Cylix tupareomanaia

Scientific classification
- Kingdom: Animalia
- Phylum: Chordata
- Class: Actinopterygii
- Division: Teleostei
- Order: Syngnathiformes
- Family: Syngnathidae
- Genus: Cylix Short & Trnski 2021
- Species: C. tupareomanaia
- Binomial name: Cylix tupareomanaia Short, Trnski & Ngātiwai 2021

= Cylix tupareomanaia =

- Genus: Cylix
- Species: tupareomanaia
- Authority: Short, Trnski & Ngātiwai 2021
- Parent authority: Short & Trnski 2021

Species of fish

Cylix tupareomanaia, the Manaia pygmy pipehorse, is a species of syngnathid, the family of seahorses and pipefish, and is endemic to New Zealand. It was first described in 2021, and is found in the northern parts of the North Island of New Zealand.

== Taxonomy ==
The description was published in 2021 and represents the first new species of syngnathid in New Zealand to be identified in 100 years.

Resembling other species of pygmy pipehorse of the Indo-Pacific region, genetic analysis indicates divergence from species of Acentronura and Idiotropiscis around 13 million years ago. A superficial resemblance to other species of Hippocampus, which also possess a coronet structure, saw early collections of this fish misidentified as Hippocampus jugumus, a rare species of the pacific southwest.

== Etymology ==
The authors distinguished the animal as a new genus Cylix, the Greek or Latin word for cup, a reference to the shape of the 'coronet' feature of its head. The researchers collaborated with the Ngātiwai people, traditional owners of the region where the species is found, their elders providing cultural information and names. The specific epithet tupareomanaia derives from Tu Pare o Manaia, translating as "the garland of the Manaia". The Māori name for a seahorse, Manaia, was also used for the common name assigned by the authors.

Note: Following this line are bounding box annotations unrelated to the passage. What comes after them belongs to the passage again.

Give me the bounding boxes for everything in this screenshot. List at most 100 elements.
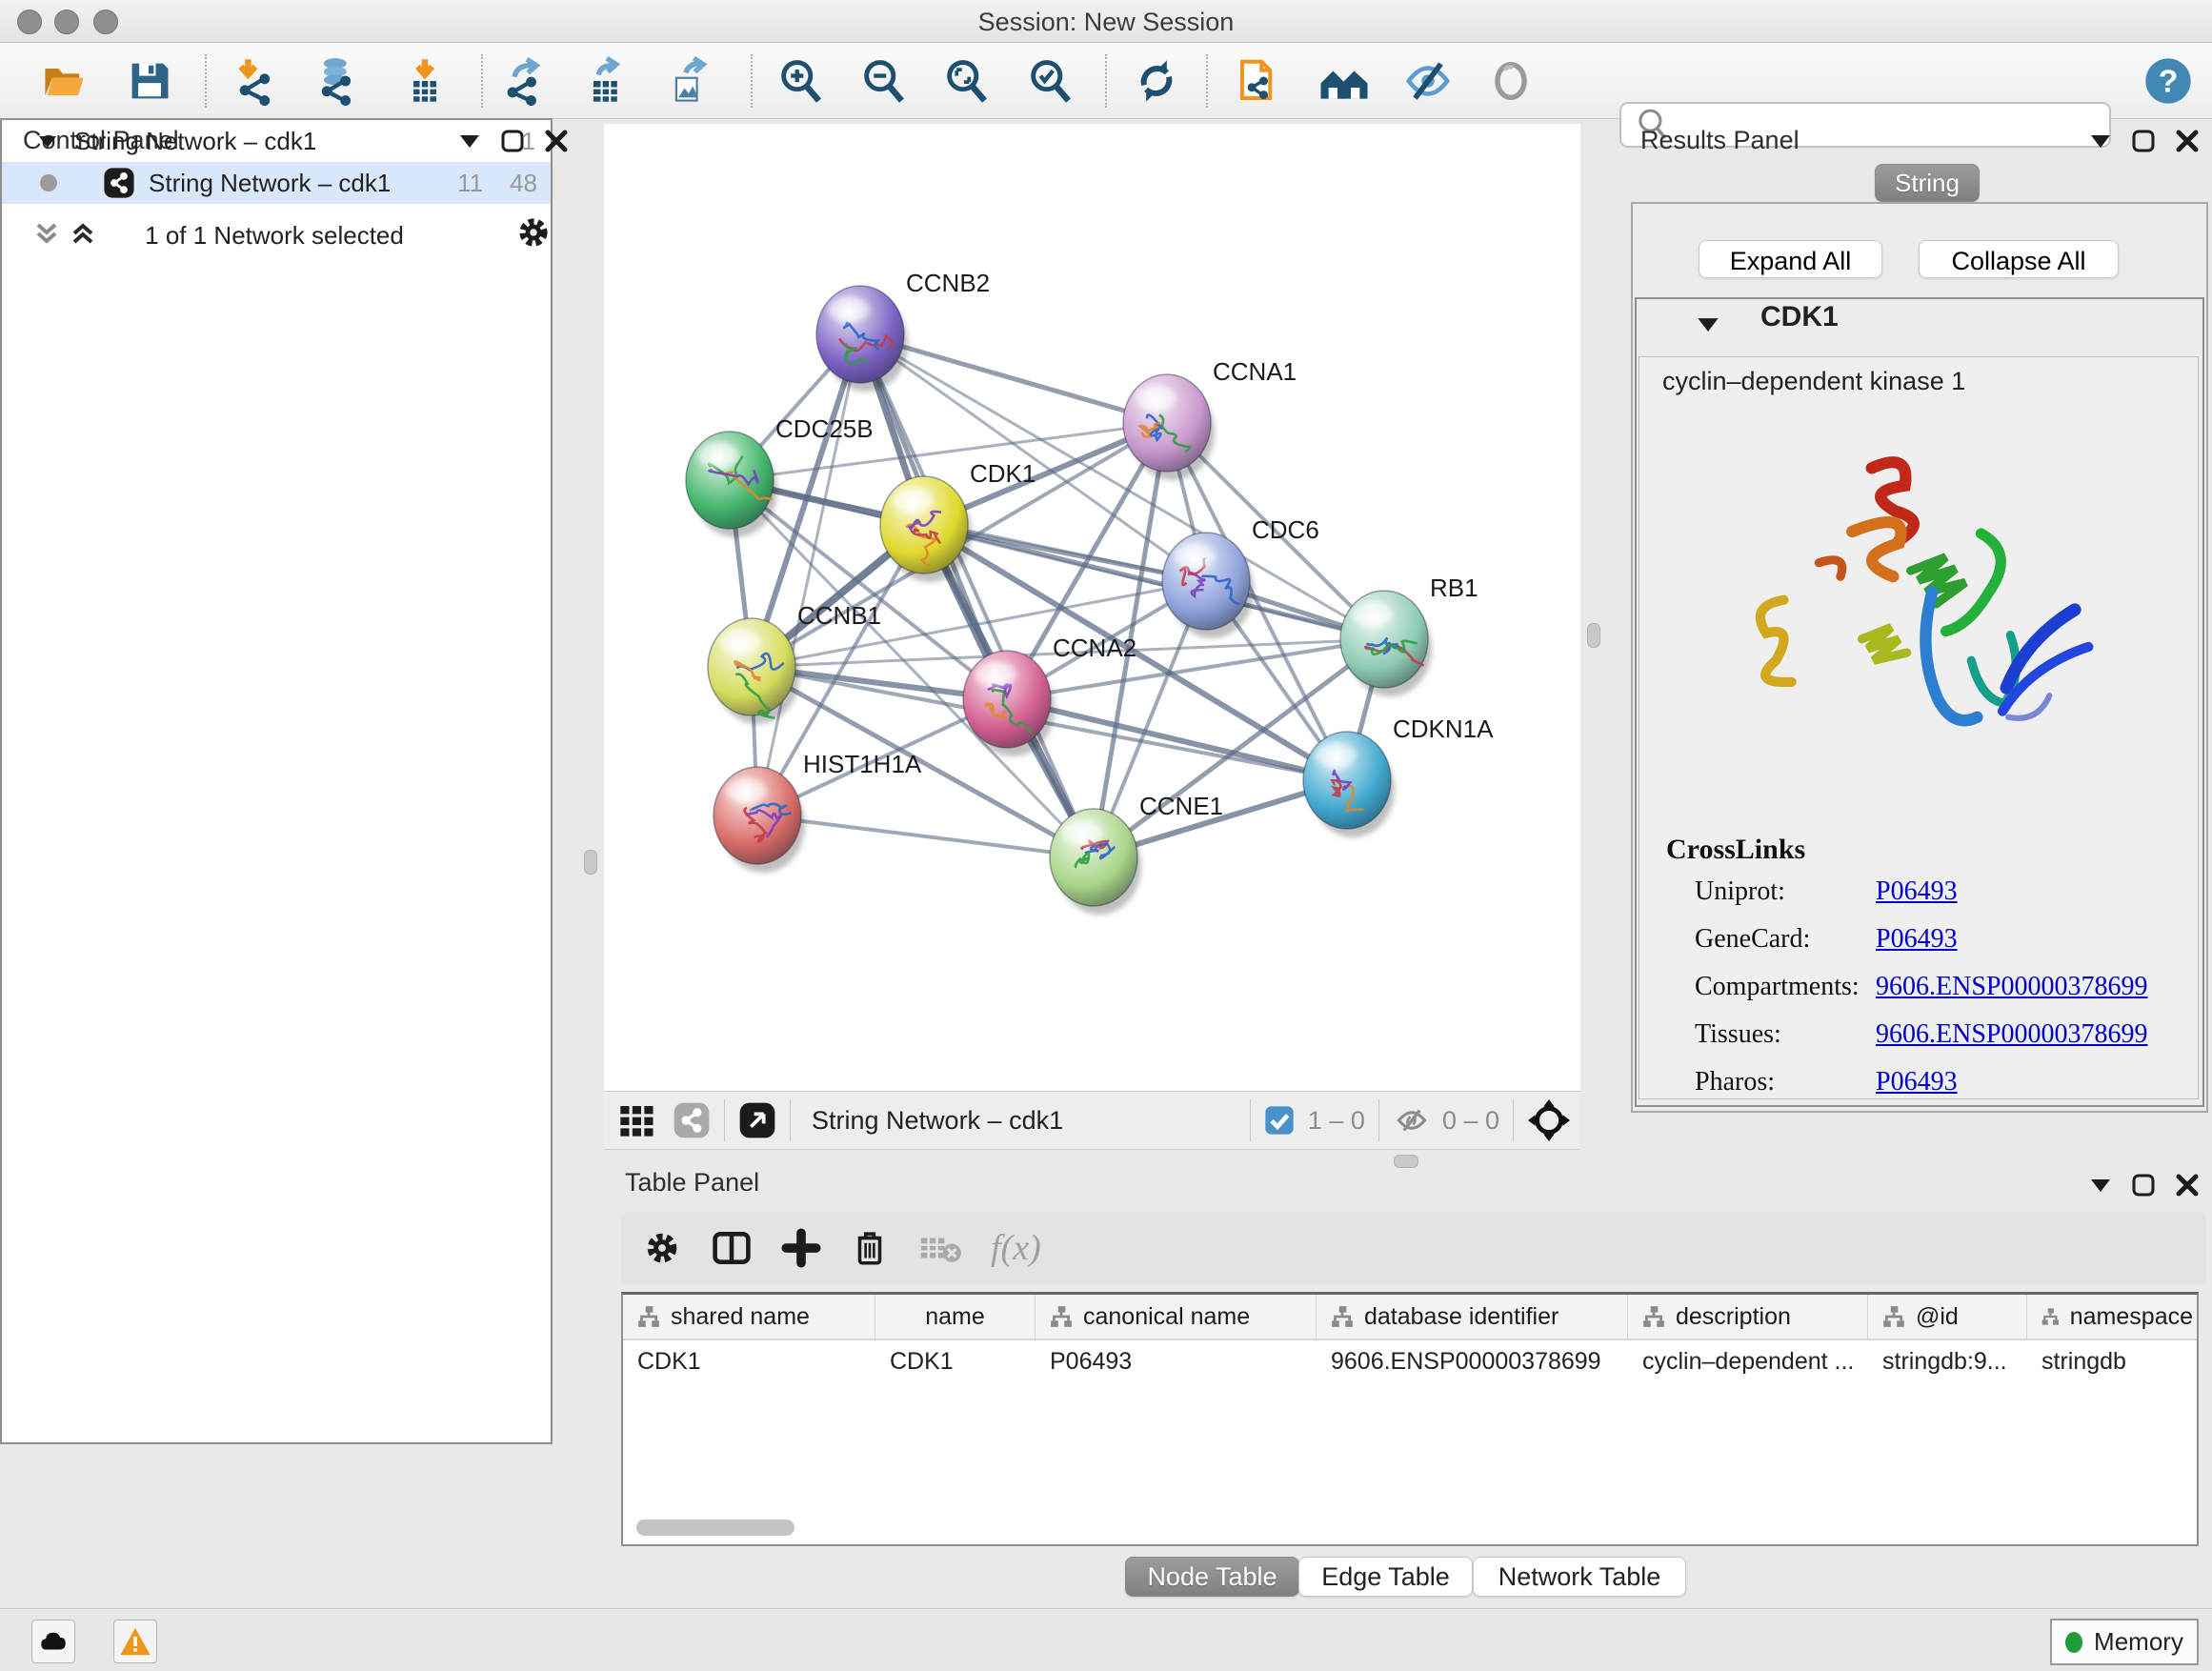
zoom-selected-icon[interactable]	[1023, 54, 1076, 108]
import-network-from-file-icon[interactable]	[229, 54, 282, 108]
network-view-title: String Network – cdk1	[812, 1106, 1063, 1136]
save-session-icon[interactable]	[123, 54, 176, 108]
table-horizontal-scrollbar[interactable]	[636, 1520, 794, 1536]
network-from-document-icon[interactable]	[1233, 54, 1286, 108]
network-status-dot-icon	[40, 174, 57, 191]
crosslink-uniprot-link[interactable]: P06493	[1876, 876, 1958, 907]
collection-expand-icon[interactable]	[38, 134, 57, 149]
open-in-window-icon[interactable]	[738, 1101, 776, 1139]
zoom-fit-icon[interactable]	[939, 54, 993, 108]
import-network-from-database-icon[interactable]	[311, 54, 364, 108]
gene-collapse-icon[interactable]	[1697, 316, 1719, 332]
table-settings-gear-icon[interactable]	[642, 1228, 682, 1268]
show-columns-icon[interactable]	[711, 1227, 753, 1269]
warnings-button[interactable]	[113, 1620, 157, 1663]
close-panel-icon[interactable]	[2176, 1174, 2199, 1197]
right-splitter-handle[interactable]	[1587, 623, 1600, 648]
left-splitter-handle[interactable]	[584, 850, 597, 875]
panel-menu-icon[interactable]	[2090, 1178, 2111, 1193]
node-CDC6[interactable]	[1162, 533, 1254, 638]
tab-network-table[interactable]: Network Table	[1473, 1557, 1686, 1597]
gene-section: CDK1 cyclin–dependent kinase 1	[1635, 297, 2204, 1107]
tab-string-results[interactable]: String	[1875, 164, 1980, 202]
column-header-namespace[interactable]: namespace	[2027, 1295, 2193, 1339]
toolbar-separator	[1206, 54, 1208, 108]
node-RB1[interactable]	[1340, 591, 1432, 696]
float-panel-icon[interactable]	[2132, 1174, 2155, 1197]
zoom-out-icon[interactable]	[856, 54, 910, 108]
node-label-CCNA1: CCNA1	[1213, 357, 1297, 386]
table-row[interactable]: CDK1 CDK1 P06493 9606.ENSP00000378699 cy…	[623, 1340, 2197, 1382]
edge-CCNB2-HIST1H1A[interactable]	[757, 334, 860, 815]
open-file-icon[interactable]	[38, 54, 91, 108]
footer-separator	[1513, 1099, 1514, 1141]
network-view-canvas[interactable]: CCNB2CCNA1CDC25BCDK1CDC6RB1CCNB1CCNA2CDK…	[604, 124, 1580, 1091]
string-home-icon[interactable]	[1317, 54, 1371, 108]
grid-view-icon[interactable]	[617, 1101, 655, 1139]
export-network-icon[interactable]	[498, 54, 552, 108]
selected-checkbox-icon[interactable]	[1264, 1105, 1295, 1136]
add-column-plus-icon[interactable]	[781, 1228, 821, 1268]
export-table-icon[interactable]	[580, 54, 633, 108]
tab-edge-table[interactable]: Edge Table	[1298, 1557, 1473, 1597]
hide-selected-eye-slash-icon[interactable]	[1401, 54, 1455, 108]
crosslink-genecard-link[interactable]: P06493	[1876, 924, 1958, 955]
cloud-status-button[interactable]	[31, 1620, 75, 1663]
hidden-eye-slash-icon[interactable]	[1393, 1103, 1431, 1137]
network-collection-row[interactable]: String Network – cdk1 1	[2, 120, 551, 162]
node-CDC25B[interactable]	[686, 432, 777, 537]
warning-triangle-icon	[119, 1625, 151, 1658]
tab-node-table[interactable]: Node Table	[1125, 1557, 1299, 1597]
node-CDKN1A[interactable]	[1303, 732, 1395, 837]
node-CCNE1[interactable]	[1050, 809, 1141, 915]
node-label-HIST1H1A: HIST1H1A	[803, 750, 922, 778]
import-table-from-file-icon[interactable]	[398, 54, 452, 108]
toolbar-separator	[1105, 54, 1107, 108]
export-image-icon[interactable]	[663, 54, 716, 108]
crosslink-pharos-link[interactable]: P06493	[1876, 1067, 1958, 1097]
results-panel-header-icons	[2090, 130, 2199, 152]
node-label-CCNB2: CCNB2	[906, 269, 990, 297]
node-CCNB2[interactable]	[816, 286, 908, 392]
node-CCNA1[interactable]	[1123, 374, 1215, 480]
node-CDK1[interactable]	[880, 476, 972, 582]
column-header-id[interactable]: @id	[1868, 1295, 2027, 1339]
column-header-database-identifier[interactable]: database identifier	[1317, 1295, 1628, 1339]
control-panel: Control Panel Network Style Select Sets …	[0, 118, 589, 1608]
footer-separator	[1378, 1099, 1379, 1141]
help-icon[interactable]: ?	[2142, 54, 2195, 108]
svg-text:?: ?	[2159, 63, 2179, 99]
node-CCNA2[interactable]	[963, 651, 1055, 756]
node-label-CDKN1A: CDKN1A	[1393, 715, 1494, 743]
node-label-CCNA2: CCNA2	[1053, 634, 1136, 662]
column-tree-icon	[2041, 1304, 2061, 1329]
edge-HIST1H1A-CCNE1[interactable]	[757, 815, 1094, 857]
edge-CCNB2-CCNE1[interactable]	[860, 334, 1094, 857]
gene-details: cyclin–dependent kinase 1 Cross	[1639, 356, 2199, 1099]
node-HIST1H1A[interactable]	[714, 767, 805, 873]
column-tree-icon	[1881, 1304, 1906, 1329]
show-all-eye-icon[interactable]	[1484, 54, 1538, 108]
column-header-name[interactable]: name	[875, 1295, 1036, 1339]
collapse-all-button[interactable]: Collapse All	[1919, 240, 2119, 278]
fit-selected-crosshair-icon[interactable]	[1527, 1098, 1571, 1142]
panel-menu-icon[interactable]	[2090, 133, 2111, 149]
memory-button[interactable]: Memory	[2050, 1619, 2199, 1665]
apply-preferred-layout-icon[interactable]	[1130, 54, 1183, 108]
crosslink-tissues-link[interactable]: 9606.ENSP00000378699	[1876, 1019, 2147, 1050]
column-header-description[interactable]: description	[1628, 1295, 1868, 1339]
close-panel-icon[interactable]	[2176, 130, 2199, 152]
network-share-view-icon[interactable]	[673, 1101, 711, 1139]
cell-canonical-name: P06493	[1036, 1340, 1317, 1382]
expand-all-button[interactable]: Expand All	[1699, 240, 1882, 278]
network-options-gear-icon[interactable]	[514, 213, 553, 252]
column-header-canonical-name[interactable]: canonical name	[1036, 1295, 1317, 1339]
title-bar: Session: New Session	[0, 0, 2212, 43]
float-panel-icon[interactable]	[2132, 130, 2155, 152]
zoom-in-icon[interactable]	[774, 54, 827, 108]
column-header-shared-name[interactable]: shared name	[623, 1295, 875, 1339]
network-row[interactable]: String Network – cdk1 11 48	[2, 162, 551, 204]
delete-column-trash-icon[interactable]	[850, 1228, 890, 1268]
crosslink-compartments-link[interactable]: 9606.ENSP00000378699	[1876, 972, 2147, 1002]
network-graph[interactable]: CCNB2CCNA1CDC25BCDK1CDC6RB1CCNB1CCNA2CDK…	[604, 124, 1580, 1091]
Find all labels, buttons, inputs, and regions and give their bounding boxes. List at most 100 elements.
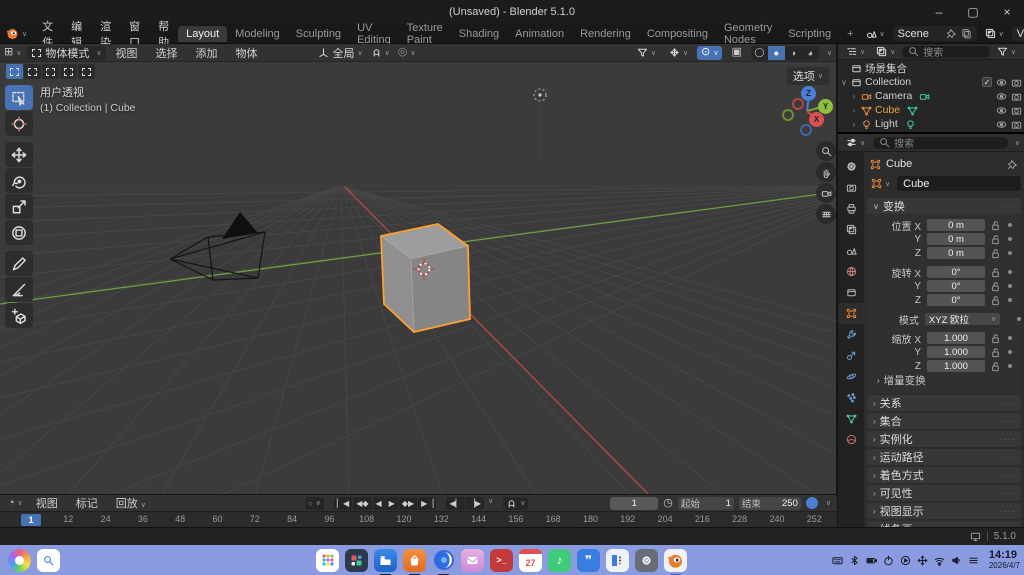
scale-z-field[interactable]: 1.000 bbox=[927, 360, 985, 372]
shading-material-icon[interactable]: ◑ bbox=[785, 46, 802, 60]
workspace-tab-modeling[interactable]: Modeling bbox=[227, 26, 288, 42]
camera-view-icon[interactable] bbox=[816, 183, 836, 203]
outliner-display-mode-icon[interactable]: ∨ bbox=[872, 46, 899, 57]
scene-icon[interactable]: ∨ bbox=[862, 28, 889, 39]
outliner-filter-icon[interactable]: ∨ bbox=[993, 46, 1020, 57]
gizmo-axis-y-neg[interactable] bbox=[782, 109, 794, 121]
tray-expand-icon[interactable] bbox=[968, 555, 979, 566]
prev-keyframe-button[interactable]: ◀◆ bbox=[353, 496, 372, 510]
outliner-cube-row[interactable]: › Cube bbox=[840, 103, 1022, 117]
animate-dot[interactable] bbox=[1008, 223, 1012, 227]
overlays-toggle-icon[interactable]: ⊙ ∨ bbox=[697, 45, 723, 60]
tool-add-cube-icon[interactable] bbox=[5, 303, 33, 328]
animate-dot[interactable] bbox=[1008, 298, 1012, 302]
snap-magnet-icon[interactable]: ∨ bbox=[367, 47, 394, 58]
blender-logo-icon[interactable]: ∨ bbox=[0, 27, 33, 40]
scale-x-field[interactable]: 1.000 bbox=[927, 332, 985, 344]
launcher-icon[interactable] bbox=[8, 548, 31, 572]
tab-world[interactable] bbox=[838, 261, 864, 282]
shading-solid-icon[interactable]: ● bbox=[767, 45, 785, 60]
location-y-field[interactable]: 0 m bbox=[927, 233, 985, 245]
proportional-editing-icon[interactable]: ◎ ∨ bbox=[394, 47, 420, 58]
animate-dot[interactable] bbox=[1008, 336, 1012, 340]
animate-dot[interactable] bbox=[1008, 350, 1012, 354]
panel-motion-paths[interactable]: › 运动路径 ···· bbox=[867, 449, 1021, 465]
viewport-menu-add[interactable]: 添加 bbox=[186, 45, 226, 61]
tab-scene[interactable] bbox=[838, 240, 864, 261]
outliner-collection-row[interactable]: ∨ Collection ✓ bbox=[840, 75, 1022, 89]
viewport-menu-select[interactable]: 选择 bbox=[146, 45, 186, 61]
step-forward-button[interactable]: ▕▶ bbox=[465, 496, 485, 510]
power-icon[interactable] bbox=[883, 555, 894, 566]
tab-view-layer[interactable] bbox=[838, 219, 864, 240]
location-z-field[interactable]: 0 m bbox=[927, 247, 985, 259]
mail-icon[interactable] bbox=[461, 548, 484, 572]
disable-render-icon[interactable] bbox=[1011, 105, 1022, 116]
select-extend-variant-icon[interactable] bbox=[24, 64, 41, 79]
hide-eye-icon[interactable] bbox=[996, 91, 1007, 102]
object-id-icon[interactable]: ∨ bbox=[867, 178, 894, 189]
gizmo-axis-z-neg[interactable] bbox=[800, 124, 812, 136]
select-box-variant-icon[interactable] bbox=[6, 64, 23, 79]
workspace-tab-shading[interactable]: Shading bbox=[451, 26, 507, 42]
desktop-search-icon[interactable] bbox=[37, 548, 60, 572]
tool-cursor-icon[interactable] bbox=[5, 111, 33, 136]
panel-grip[interactable]: ···· bbox=[999, 201, 1015, 211]
xray-toggle-icon[interactable]: ▣ bbox=[727, 47, 745, 58]
gizmo-axis-x[interactable]: X bbox=[809, 112, 824, 127]
browser-icon[interactable] bbox=[432, 549, 455, 575]
lock-icon[interactable] bbox=[990, 295, 1001, 306]
workspace-tab-rendering[interactable]: Rendering bbox=[572, 26, 639, 42]
tab-tool[interactable] bbox=[838, 156, 864, 177]
animate-dot[interactable] bbox=[1008, 237, 1012, 241]
animate-dot[interactable] bbox=[1008, 251, 1012, 255]
lock-icon[interactable] bbox=[990, 281, 1001, 292]
select-invert-variant-icon[interactable] bbox=[60, 64, 77, 79]
animate-dot[interactable] bbox=[1008, 364, 1012, 368]
lock-icon[interactable] bbox=[990, 220, 1001, 231]
settings-gear-icon[interactable] bbox=[635, 548, 658, 572]
outliner-scene-collection-row[interactable]: 场景集合 bbox=[840, 61, 1022, 75]
gizmo-axis-x-neg[interactable] bbox=[792, 98, 804, 110]
hide-eye-icon[interactable] bbox=[996, 119, 1007, 130]
tab-object-data[interactable] bbox=[838, 408, 864, 429]
tool-annotate-icon[interactable] bbox=[5, 251, 33, 276]
panel-visibility[interactable]: › 可见性 ···· bbox=[867, 485, 1021, 501]
file-manager-icon[interactable] bbox=[374, 548, 397, 575]
tab-particles[interactable] bbox=[838, 387, 864, 408]
viewport-menu-object[interactable]: 物体 bbox=[226, 45, 266, 61]
properties-search-input[interactable]: 搜索 bbox=[873, 136, 1008, 150]
playhead-current-frame[interactable]: 1 bbox=[21, 514, 41, 526]
timeline-ruler[interactable]: 1 12 24 36 48 60 72 84 96 108 120 132 144 156 168 180 19… bbox=[0, 511, 837, 527]
close-button[interactable]: × bbox=[990, 0, 1024, 24]
timeline-menu-marker[interactable]: 标记 bbox=[67, 495, 107, 511]
tab-material[interactable] bbox=[838, 429, 864, 450]
play-reverse-button[interactable]: ◀ bbox=[372, 496, 385, 510]
gizmo-axis-z[interactable]: Z bbox=[801, 86, 816, 101]
animate-dot[interactable] bbox=[1017, 317, 1021, 321]
tool-rotate-icon[interactable] bbox=[5, 168, 33, 193]
disable-render-icon[interactable] bbox=[1011, 77, 1022, 88]
jump-to-start-button[interactable]: ▏◀ bbox=[333, 496, 353, 510]
tool-select-box-icon[interactable] bbox=[5, 85, 33, 110]
hide-eye-icon[interactable] bbox=[996, 105, 1007, 116]
tool-move-icon[interactable] bbox=[5, 142, 33, 167]
wifi-icon[interactable] bbox=[934, 555, 945, 566]
scale-y-field[interactable]: 1.000 bbox=[927, 346, 985, 358]
lock-icon[interactable] bbox=[990, 234, 1001, 245]
minimize-button[interactable]: – bbox=[922, 0, 956, 24]
workspace-tab-scripting[interactable]: Scripting bbox=[780, 26, 839, 42]
properties-header-dropdown[interactable]: ∨ bbox=[1015, 139, 1020, 147]
tab-modifiers[interactable] bbox=[838, 324, 864, 345]
delta-transform-panel-header[interactable]: › 增量变换 bbox=[867, 373, 1021, 388]
mode-dropdown[interactable]: 物体模式 ∨ bbox=[27, 45, 107, 60]
scene-selector[interactable]: Scene bbox=[892, 26, 977, 41]
gizmos-toggle-icon[interactable]: ∨ bbox=[665, 47, 692, 58]
frame-start-field[interactable]: 起始 1 bbox=[677, 496, 734, 510]
widgets-icon[interactable] bbox=[345, 548, 368, 572]
play-circle-icon[interactable] bbox=[900, 555, 911, 566]
rotation-z-field[interactable]: 0° bbox=[927, 294, 985, 306]
panel-viewport-display[interactable]: › 视图显示 ···· bbox=[867, 503, 1021, 519]
tab-physics[interactable] bbox=[838, 366, 864, 387]
music-icon[interactable]: ♪ bbox=[548, 548, 571, 572]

This is the first time that an indigenous group (Ngātiwai, a Māori iwi or tribe) has formally named a new species of animal.

== Description ==
The head is notably angled and tail is prehensile.

It occupies habitat composed of algae, sponges and bryozoans at coral outcrops and reefs.

== Distribution ==
The species is found temperate coastal waters of New Zealand, offshore of coastal headlands at Whangaruru in Northland and also around the inshore islands Nukutaunga (Cavalli Islands), Pēwhairangi (Bay of Islands), and Tawhiti Rahi and Aorangi in the Poor Knights Islands, occurring at depths between twelve and twenty metres.